Futures echoed the weakness in the cash market and took nearly a double-digit dump as traders anticipated another Thursday inventory report from the Energy Information Administration (EIA) into triple digits and well ahead of historical norms.

At the close August had fallen 9.8 cents to $4.357 and September was down 8.8 cents to $4.348. August crude oil shed 86 cents to $104.48/bbl.

Weather forecasters cited the adverse impact Arthur was expected to have on Fourth of July festivities, but next-day temperatures dropped as much as 10 degrees at some points. “Tropical storm Arthur will travel up the East coast Thursday into Friday, inducing heavy rain and creating rough surf conditions,” said meteorologists. “However, the storm is forecast to move out in time for evening fireworks on the Fourth.

“If the tropical system takes a northeastward turn late in the week, as we suspect, rain and thunderstorms will begin to shift eastward and out to sea Friday afternoon and evening so that the weather improves for fireworks Friday night from Washington, DC, to Philadelphia and New York City,” said’s Paul Pastelok.

He said “cloudy skies and thunderstorms will hit the New York area late this week. Temperatures will stay consistent in the upper 80s before dropping to the upper 70s on Friday. Surf and tides will gradually ease over the weekend. At the same time, humidity levels will lower as Arthur races toward the Maritimes.”

Traders see Arthur’s primary impact, besides possible physical and life-threatening damages, as a loss of demand should the storm cause power outages and moderate temperatures at major population centers. At 2 p.m. EDT Wednesday the National Hurricane Center said Tropical Storm Arthur was 110 miles east northeast of Cape Canaveral, FL and was sporting 60 mph winds. It was moving to the north at 7 mph, but “a turn to the north-northeast is expected tonight followed by a turn toward the northeast with an increase in forward speed on Thursday. The center of Arthur is expected to pass east of northeastern Florida tonight and move parallel to the coasts of South and North Carolina during the next 24 to 36 hours.”

WeatherBELL Analytics’ Joe Bastardi said a modest shift in trajectory to the west could cause major disruptions during the holiday weekend.

“Like a snowball rolling down a hill, the ramp up may be even quicker than I have it once this gets farther north…There is room for a shift of 30-50 miles northwestward, which is a small error from 2-3 days out in skill score land. This outlines why this is a ‘nightmare’ scenario, …[and] this is not a minimal storm at its closest approach.

“A 100 mph storm moving from Cape Lookout to Cape Hatteras on the biggest holiday of the summer season would be a major event, trapping people, knocking out power; the after effects will be a real problem. On our [projected] track, it’s a big pain, with hurricane gusts in that area, but the bigger resort areas to the north have less. Keep in mind, the main road on the Outer Banks floods very easily.”

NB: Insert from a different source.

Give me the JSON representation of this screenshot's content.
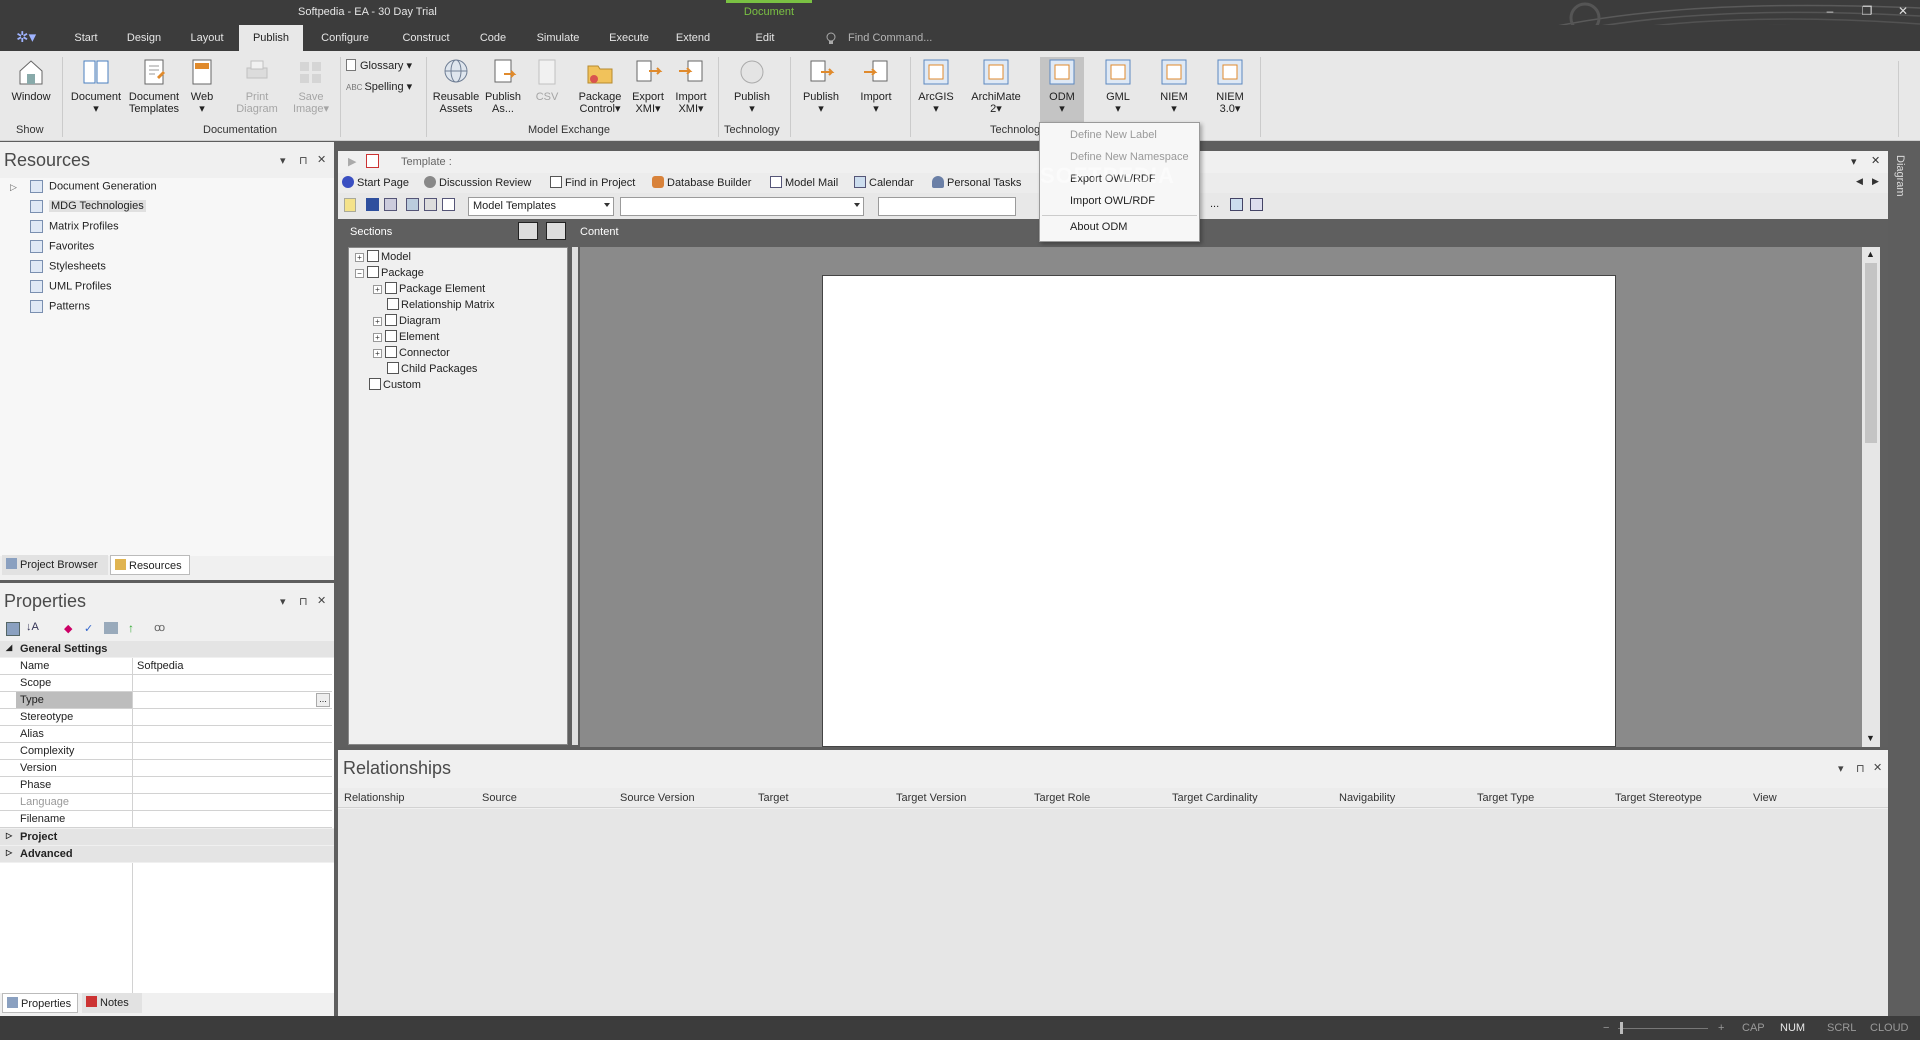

Temperatures along the Eastern Seaboard were expected to plunge. predicted that Boston’s 94 high on Wednesday would drop to 84 Thursday and ease to 78 on Friday. The normal high in Boston in early July is 81. New York City forecast maximum highs on Wednesday of 91, dropping to 87 Thursday and falling to 79 on Friday. The seasonal high in New York City is 83. Baltimore’s 93 Wednesday high was expected to slide to 88 Thursday before dipping to 84 Friday; the normal high this time of year is 87.

Next-day deliveries to the Algonquin Citygates fell 63 cents to $4.01, and gas at Iroquois Waddington shed a dime to $4.53. On Tennessee Zone 6 200 L, Thursday parcels were seen at $4.01, down 55 cents.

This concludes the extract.